HA is easy, it’s typically within the same DC so the range of failure modes is much more tractable for automated decisions.


Since 'high availability' is usually planned and 'disaster recovery' is not ...

Not all High Availability "events" are planned.

If the primary database server crashes at 2am, why not leave the databases down until you get in at 9am and start them up on the other node? Your business would lose money.

So you have an H.A. solution to automatically move the databases to the other node, keeping the business running, until you come in to figure out what went wrong, which is secondary.

If your entire data centre goes up in a puff of smoke, that's a Disaster.

You don't really know what's what and you don't really know what's likely to work when you turn it on. That's why D.R. tends to be more hand-cranked.


From my perspective; High Availability relates to the ability to access the resource in the event of network outage, power failure, DNS outages/attacks, etc. Non-volatile events, in other words. These types of events can usually be managed by preparing hot stand-by systems, setting up alternative configurations, and through monitoring and automation.

Disaster Recovery is getting a system that has been taken offline or corrupted through something out of the ordinary occurring, back online. Something like a malware attack, natural disaster, etc. These types of events generally require human triage and higher level resolutions.

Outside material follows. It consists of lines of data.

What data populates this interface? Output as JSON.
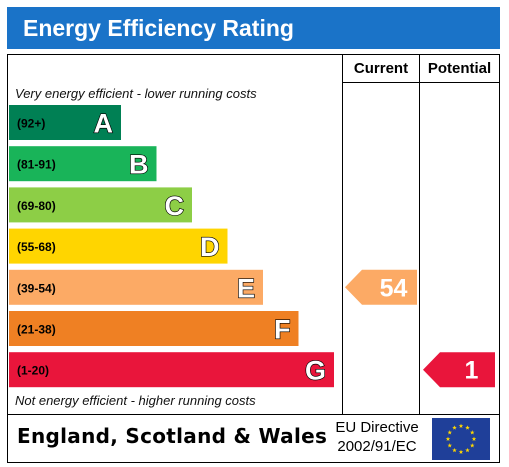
{
  "title": "Energy Efficiency Rating",
  "columns": {
    "current": "Current",
    "potential": "Potential"
  },
  "notes": {
    "top": "Very energy efficient - lower running costs",
    "bottom": "Not energy efficient - higher running costs"
  },
  "footer": {
    "country": "England, Scotland & Wales",
    "directive_line1": "EU Directive",
    "directive_line2": "2002/91/EC"
  },
  "colors": {
    "title_bar": "#1a73c8",
    "eu_flag": "#1f3f99",
    "eu_star": "#ffd700"
  },
  "chart_data": {
    "type": "bar",
    "title": "Energy Efficiency Rating",
    "categories": [
      "A",
      "B",
      "C",
      "D",
      "E",
      "F",
      "G"
    ],
    "ranges": [
      "(92+)",
      "(81-91)",
      "(69-80)",
      "(55-68)",
      "(39-54)",
      "(21-38)",
      "(1-20)"
    ],
    "band_colors": [
      "#008054",
      "#19b459",
      "#8dce46",
      "#ffd500",
      "#fcaa65",
      "#ef8023",
      "#e9153b"
    ],
    "current": {
      "value": 54,
      "band": "E",
      "color": "#fcaa65"
    },
    "potential": {
      "value": 1,
      "band": "G",
      "color": "#e9153b"
    }
  }
}
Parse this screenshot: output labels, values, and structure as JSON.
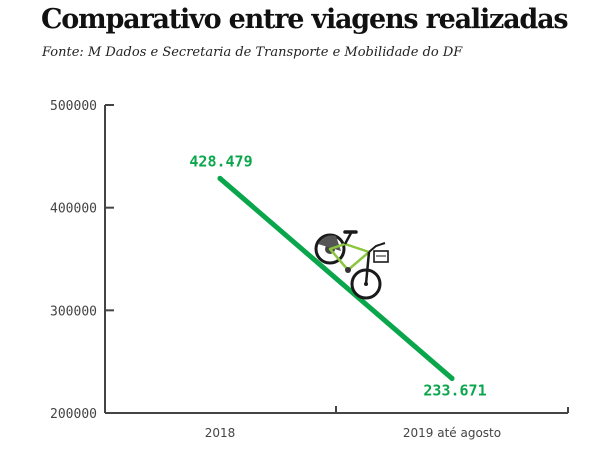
{
  "title": "Comparativo entre viagens realizadas",
  "subtitle": "Fonte: M Dados e Secretaria de Transporte e Mobilidade do DF",
  "colors": {
    "line": "#0aa64b",
    "axis": "#444444",
    "bike_frame": "#8cc63f"
  },
  "icons": {
    "bike": "bicycle-icon"
  },
  "chart_data": {
    "type": "line",
    "categories": [
      "2018",
      "2019 até agosto"
    ],
    "series": [
      {
        "values": [
          428479,
          233671
        ],
        "labels": [
          "428.479",
          "233.671"
        ]
      }
    ],
    "y_ticks": [
      "500000",
      "400000",
      "300000",
      "200000"
    ],
    "ylim": [
      200000,
      500000
    ],
    "grid": false,
    "legend": "none"
  }
}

One problem with automatic disaster recovery that’s not yet been mentioned is that your disaster may have been replicated to your failover sites. If the disaster is a DBA thinking he’s on a test database and typing “DELETE * FROM CUSTOMERS;” on the live database, then your DR has to include a manual rollback on replicated database copies. If the DR site automatically goes live, then you’ll have new database transactions before the rollback happens, and so you’ll have a big mess.